The end result, she said, is that Dayton’s citizens will be better protected. In order to achieve these goals, the city has invested in a new radio system for the police department. Prior to the new system, officers could be inside the police station and still not be heard by dispatch. The old system had to be rebooted at times in order to be operational.

“We have upgraded the video camera system in our police cars and interview rooms to be the best available and also the body cams worn by detectives and officers,” the mayor said, “Many other upgrades at the PD have been implemented under the direction of Chief Robert Vine.”

She happily shared that the City of Dayton’s fire department has recently purchased a 105-foot ladder truck and significantly lowered its Insurance Services Office (ISO) rating from the previous 6 to 2. That drop, which is historic for Dayton, puts the Dayton Fire Department in an elite group of fire departments with that rating as only 4 percent of fire departments in the nation have an ISO rating of 2 or better. The lower ISO rating also gives the city a leg-up when competing for industrial business development.
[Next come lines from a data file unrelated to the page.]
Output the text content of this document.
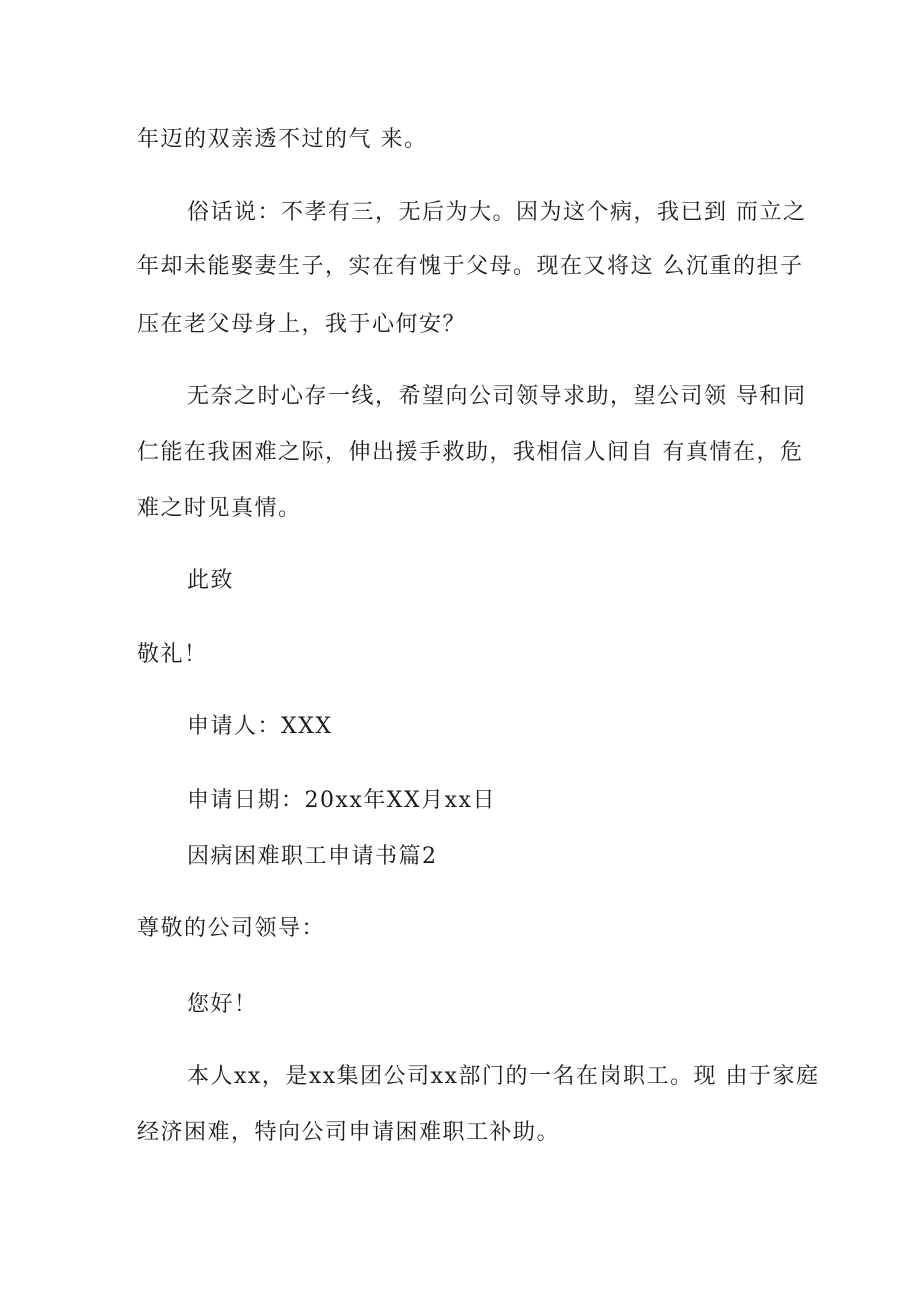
年迈的双亲透不过的气 来。
俗话说：不孝有三，无后为大。因为这个病，我已到 而立之
年却未能娶妻生子，实在有愧于父母。现在又将这 么沉重的担子
压在老父母身上，我于心何安？
无奈之时心存一线，希望向公司领导求助，望公司领 导和同
仁能在我困难之际，伸出援手救助，我相信人间自 有真情在，危
难之时见真情。
此致
敬礼！
申请人：XXX
申请日期：20xx年XX月xx日
因病困难职工申请书篇2
尊敬的公司领导：
您好！
本人xx，是xx集团公司xx部门的一名在岗职工。现 由于家庭
经济困难，特向公司申请困难职工补助。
“In May, the City Council approved Dayton’s Unified Development Code (UDC), which has been in the works for over a year. That has been needed for quite some time and it consolidates our City’s standards and codes into a single document and ensures they work well together,” Wadzeck said. “Those codes were also updated, raising our minimum standards for building and remodeling in the City as a whole. This will be of even greater value as Dayton grows as it gives us a good plan for expanding our community and is a blueprint for our future.”
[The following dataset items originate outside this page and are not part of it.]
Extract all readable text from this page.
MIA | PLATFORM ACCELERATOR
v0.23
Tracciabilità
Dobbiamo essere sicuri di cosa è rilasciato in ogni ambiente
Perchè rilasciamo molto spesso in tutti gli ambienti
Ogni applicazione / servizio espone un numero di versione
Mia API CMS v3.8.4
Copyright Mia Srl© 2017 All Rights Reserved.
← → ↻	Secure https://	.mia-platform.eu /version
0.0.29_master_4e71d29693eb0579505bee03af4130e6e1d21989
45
The UDC is part of the City’s Comprehensive Plan, which was completed a year ago. The UDC is a user-friendly resource used by companies and individuals wanting to create a development in Dayton.

With all the growth that is coming Dayton’s way, traffic is a real concern. Wadzeck reminded the luncheon attendees that the city is working on plans to extend Waco Street from the high school to US 90. While that will not alleviate all the traffic problems, it will divert many school buses and vehicles of parents picking up and dropping off students.

“Do you find yourself avoiding going to town during the times when school lets out and when people are driving home in the late afternoon? And just when you think it couldn’t get worse, it does. Something happens on I-10 that sends even more traffic through Dayton, trains come to a stop to do whatever it is that they do, large trucks and other vehicles block the intersections preventing cross-traffic from crossing 90,” the mayor said.

While a loop around Dayton has been touted as a way to alleviate traffic, Wadzeck said, “A viable solution for the traffic coming in from and heading to Liberty hasn’t been found because of the river bottom, but talks have begun concerning it.”

The solution to Dayton’s traffic problems will need to be creative, she added.

While Dayton residents might want the town to be preserved as it is, without all the growth coming its way, Wadzeck said change is inevitable.

“There are really only two kinds of change: planned changed and unplanned change. We can either grow by chance or by choice. A town without a plan will have a very hard time attracting investors in the way of businesses, good subdivisions and great residents,” the mayor said. “As I begin my tenure as mayor, I’m eager to work with the Council and City Manager Theo Melancon and his staff as we continue to plan for the future of Dayton.”